I do have two titles for Two Book Tuesday this week.  My favorite thing about this week is how odd the two books are, lol.

First, we have a book that I desperately wanted to find and read.  Sadly, I couldn’t remember the title or author, and I barely remembered the cover art and general premise of the story.  Emily B., a co-worker of mine, was kind enough to help me dig through the depths of the internet until we found it!  

So, the first book for Two Book Tuesday is The Cure by Sonia Levitin.

A strange mixture of science-fiction, dystopian fiction, and historical fiction, I first read The Cure when we lived in Baltimore, MD.  If you are a fan of the recently-popular Divergent series, then The Cure is right up your alley with “factions” and forced conformity into these factions.  Deviants are criminals with only two options: to die and be recycled or to accept a mysterious cure that is supposed to bring them back into the fold.

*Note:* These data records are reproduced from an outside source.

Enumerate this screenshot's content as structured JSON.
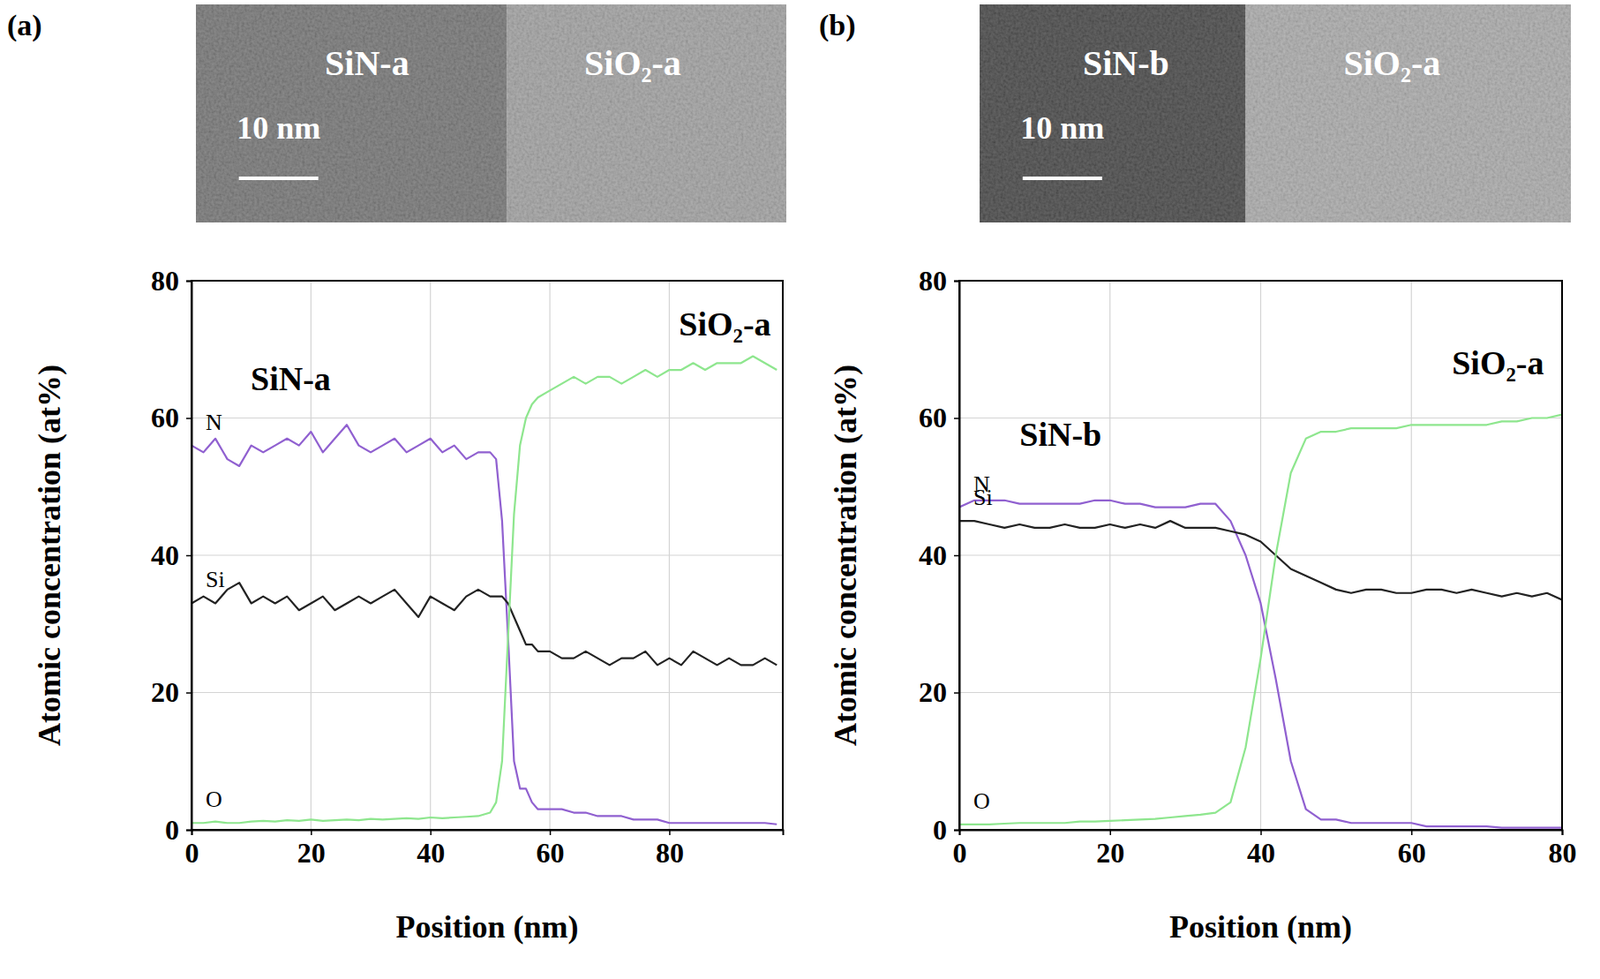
{
  "chart_data": [
    {
      "type": "line",
      "panel_label": "(a)",
      "image_labels": [
        "SiN-a",
        "SiO₂-a"
      ],
      "scale_bar": "10 nm",
      "annotations": [
        "SiN-a",
        "SiO₂-a"
      ],
      "x_label": "Position (nm)",
      "y_label": "Atomic concentration (at%)",
      "x": [
        0,
        2,
        4,
        6,
        8,
        10,
        12,
        14,
        16,
        18,
        20,
        22,
        24,
        26,
        28,
        30,
        32,
        34,
        36,
        38,
        40,
        42,
        44,
        46,
        48,
        50,
        51,
        52,
        53,
        54,
        55,
        56,
        57,
        58,
        60,
        62,
        64,
        66,
        68,
        70,
        72,
        74,
        76,
        78,
        80,
        82,
        84,
        86,
        88,
        90,
        92,
        94,
        96,
        98
      ],
      "series": [
        {
          "name": "N",
          "color": "#9060d0",
          "values": [
            56,
            55,
            57,
            54,
            53,
            56,
            55,
            56,
            57,
            56,
            58,
            55,
            57,
            59,
            56,
            55,
            56,
            57,
            55,
            56,
            57,
            55,
            56,
            54,
            55,
            55,
            54,
            45,
            28,
            10,
            6,
            6,
            4,
            3,
            3,
            3,
            2.5,
            2.5,
            2,
            2,
            2,
            1.5,
            1.5,
            1.5,
            1,
            1,
            1,
            1,
            1,
            1,
            1,
            1,
            1,
            0.8
          ]
        },
        {
          "name": "Si",
          "color": "#222222",
          "values": [
            33,
            34,
            33,
            35,
            36,
            33,
            34,
            33,
            34,
            32,
            33,
            34,
            32,
            33,
            34,
            33,
            34,
            35,
            33,
            31,
            34,
            33,
            32,
            34,
            35,
            34,
            34,
            34,
            33,
            31,
            29,
            27,
            27,
            26,
            26,
            25,
            25,
            26,
            25,
            24,
            25,
            25,
            26,
            24,
            25,
            24,
            26,
            25,
            24,
            25,
            24,
            24,
            25,
            24
          ]
        },
        {
          "name": "O",
          "color": "#8ee68e",
          "values": [
            1,
            1,
            1.2,
            1,
            1,
            1.2,
            1.3,
            1.2,
            1.4,
            1.3,
            1.5,
            1.3,
            1.4,
            1.5,
            1.4,
            1.6,
            1.5,
            1.6,
            1.7,
            1.6,
            1.8,
            1.7,
            1.8,
            1.9,
            2,
            2.5,
            4,
            10,
            28,
            46,
            56,
            60,
            62,
            63,
            64,
            65,
            66,
            65,
            66,
            66,
            65,
            66,
            67,
            66,
            67,
            67,
            68,
            67,
            68,
            68,
            68,
            69,
            68,
            67
          ]
        }
      ],
      "xlim": [
        0,
        99
      ],
      "xticks": [
        0,
        20,
        40,
        60,
        80
      ],
      "ylim": [
        0,
        80
      ],
      "yticks": [
        0,
        20,
        40,
        60,
        80
      ],
      "grid": true
    },
    {
      "type": "line",
      "panel_label": "(b)",
      "image_labels": [
        "SiN-b",
        "SiO₂-a"
      ],
      "scale_bar": "10 nm",
      "annotations": [
        "SiN-b",
        "SiO₂-a"
      ],
      "x_label": "Position (nm)",
      "y_label": "Atomic concentration (at%)",
      "x": [
        0,
        2,
        4,
        6,
        8,
        10,
        12,
        14,
        16,
        18,
        20,
        22,
        24,
        26,
        28,
        30,
        32,
        34,
        36,
        38,
        40,
        42,
        44,
        46,
        48,
        50,
        52,
        54,
        56,
        58,
        60,
        62,
        64,
        66,
        68,
        70,
        72,
        74,
        76,
        78,
        80
      ],
      "series": [
        {
          "name": "N",
          "color": "#9060d0",
          "values": [
            47,
            48,
            48,
            48,
            47.5,
            47.5,
            47.5,
            47.5,
            47.5,
            48,
            48,
            47.5,
            47.5,
            47,
            47,
            47,
            47.5,
            47.5,
            45,
            40,
            33,
            22,
            10,
            3,
            1.5,
            1.5,
            1,
            1,
            1,
            1,
            1,
            0.5,
            0.5,
            0.5,
            0.5,
            0.5,
            0.3,
            0.3,
            0.3,
            0.3,
            0.3
          ]
        },
        {
          "name": "Si",
          "color": "#222222",
          "values": [
            45,
            45,
            44.5,
            44,
            44.5,
            44,
            44,
            44.5,
            44,
            44,
            44.5,
            44,
            44.5,
            44,
            45,
            44,
            44,
            44,
            43.5,
            43,
            42,
            40,
            38,
            37,
            36,
            35,
            34.5,
            35,
            35,
            34.5,
            34.5,
            35,
            35,
            34.5,
            35,
            34.5,
            34,
            34.5,
            34,
            34.5,
            33.5
          ]
        },
        {
          "name": "O",
          "color": "#8ee68e",
          "values": [
            0.8,
            0.8,
            0.8,
            0.9,
            1,
            1,
            1,
            1,
            1.2,
            1.2,
            1.3,
            1.4,
            1.5,
            1.6,
            1.8,
            2,
            2.2,
            2.5,
            4,
            12,
            25,
            40,
            52,
            57,
            58,
            58,
            58.5,
            58.5,
            58.5,
            58.5,
            59,
            59,
            59,
            59,
            59,
            59,
            59.5,
            59.5,
            60,
            60,
            60.5
          ]
        }
      ],
      "xlim": [
        0,
        80
      ],
      "xticks": [
        0,
        20,
        40,
        60,
        80
      ],
      "ylim": [
        0,
        80
      ],
      "yticks": [
        0,
        20,
        40,
        60,
        80
      ],
      "grid": true
    }
  ]
}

Gemm, a deviant and the main character of the story, chooses to take the cure and suddenly finds himself living the live of a 16-year-old Jewish musician in 1348 at the beginning of the Black Death.  As a young reader, this book was such a great experience that is has stayed with me over a decade later and is a title that I re-read every few years.

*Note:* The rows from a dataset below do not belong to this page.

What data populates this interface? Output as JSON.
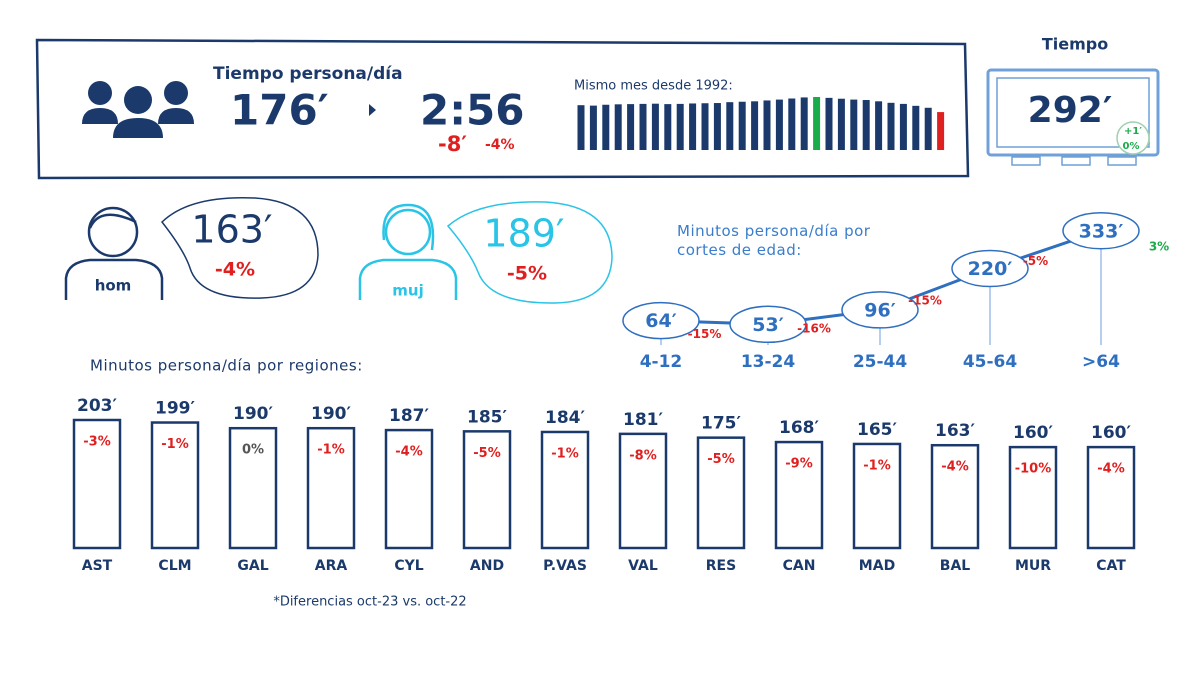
{
  "header": {
    "title": "Tiempo persona/día",
    "minutes": "176′",
    "hours": "2:56",
    "diff_minutes": "-8′",
    "diff_percent": "-4%"
  },
  "tv": {
    "title": "Tiempo",
    "minutes": "292′",
    "diff_minutes": "+1′",
    "diff_percent": "0%"
  },
  "gender": [
    {
      "label": "hom",
      "minutes": "163′",
      "diff": "-4%"
    },
    {
      "label": "muj",
      "minutes": "189′",
      "diff": "-5%"
    }
  ],
  "chart_data": [
    {
      "type": "bar",
      "title": "Mismo mes desde 1992:",
      "values": [
        208,
        206,
        210,
        212,
        213,
        214,
        215,
        213,
        214,
        216,
        217,
        218,
        222,
        224,
        226,
        230,
        234,
        239,
        244,
        246,
        242,
        238,
        234,
        232,
        226,
        219,
        214,
        205,
        196,
        176
      ],
      "color": "#1b3a6b",
      "max_color": "#1aab4b",
      "last_color": "#e02020"
    },
    {
      "type": "line",
      "title": "Minutos persona/día por cortes de edad:",
      "categories": [
        "4-12",
        "13-24",
        "25-44",
        "45-64",
        ">64"
      ],
      "values": [
        64,
        53,
        96,
        220,
        333
      ],
      "value_labels": [
        "64′",
        "53′",
        "96′",
        "220′",
        "333′"
      ],
      "changes": [
        "-15%",
        "-16%",
        "-15%",
        "-5%",
        "3%"
      ],
      "change_colors": [
        "#e02020",
        "#e02020",
        "#e02020",
        "#e02020",
        "#1aab4b"
      ],
      "color": "#2e6fc0"
    },
    {
      "type": "bar",
      "title": "Minutos persona/día por regiones:",
      "categories": [
        "AST",
        "CLM",
        "GAL",
        "ARA",
        "CYL",
        "AND",
        "P.VAS",
        "VAL",
        "RES",
        "CAN",
        "MAD",
        "BAL",
        "MUR",
        "CAT"
      ],
      "values": [
        203,
        199,
        190,
        190,
        187,
        185,
        184,
        181,
        175,
        168,
        165,
        163,
        160,
        160
      ],
      "value_labels": [
        "203′",
        "199′",
        "190′",
        "190′",
        "187′",
        "185′",
        "184′",
        "181′",
        "175′",
        "168′",
        "165′",
        "163′",
        "160′",
        "160′"
      ],
      "changes": [
        "-3%",
        "-1%",
        "0%",
        "-1%",
        "-4%",
        "-5%",
        "-1%",
        "-8%",
        "-5%",
        "-9%",
        "-1%",
        "-4%",
        "-10%",
        "-4%"
      ],
      "change_colors": [
        "#e02020",
        "#e02020",
        "#555555",
        "#e02020",
        "#e02020",
        "#e02020",
        "#e02020",
        "#e02020",
        "#e02020",
        "#e02020",
        "#e02020",
        "#e02020",
        "#e02020",
        "#e02020"
      ],
      "color": "#1b3a6b"
    }
  ],
  "footnote": "*Diferencias oct-23 vs. oct-22"
}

The absolute terrible part of this whole search process is that the library no longer owns this title and I need to look elsewhere if I decide that I want to read it, which I do.  I cannot put into words the sense of betrayal I felt that this book was no longer available at my library.  I have to wonder if this is how most patrons feel when we go through a period of healthy weeding of our collections.

And the second book I have for you this week is Beauty written by Hubert, with art by Kerascoët.

Apparently, I placed an Inter-Library Loan request for this title a few weeks ago and it finally arrived…  The strange thing is that I don’t remember anything about the request or the book itself!  So, I find myself with the opportunity to read a pretty great looking graphic novel that I may not have otherwise picked up.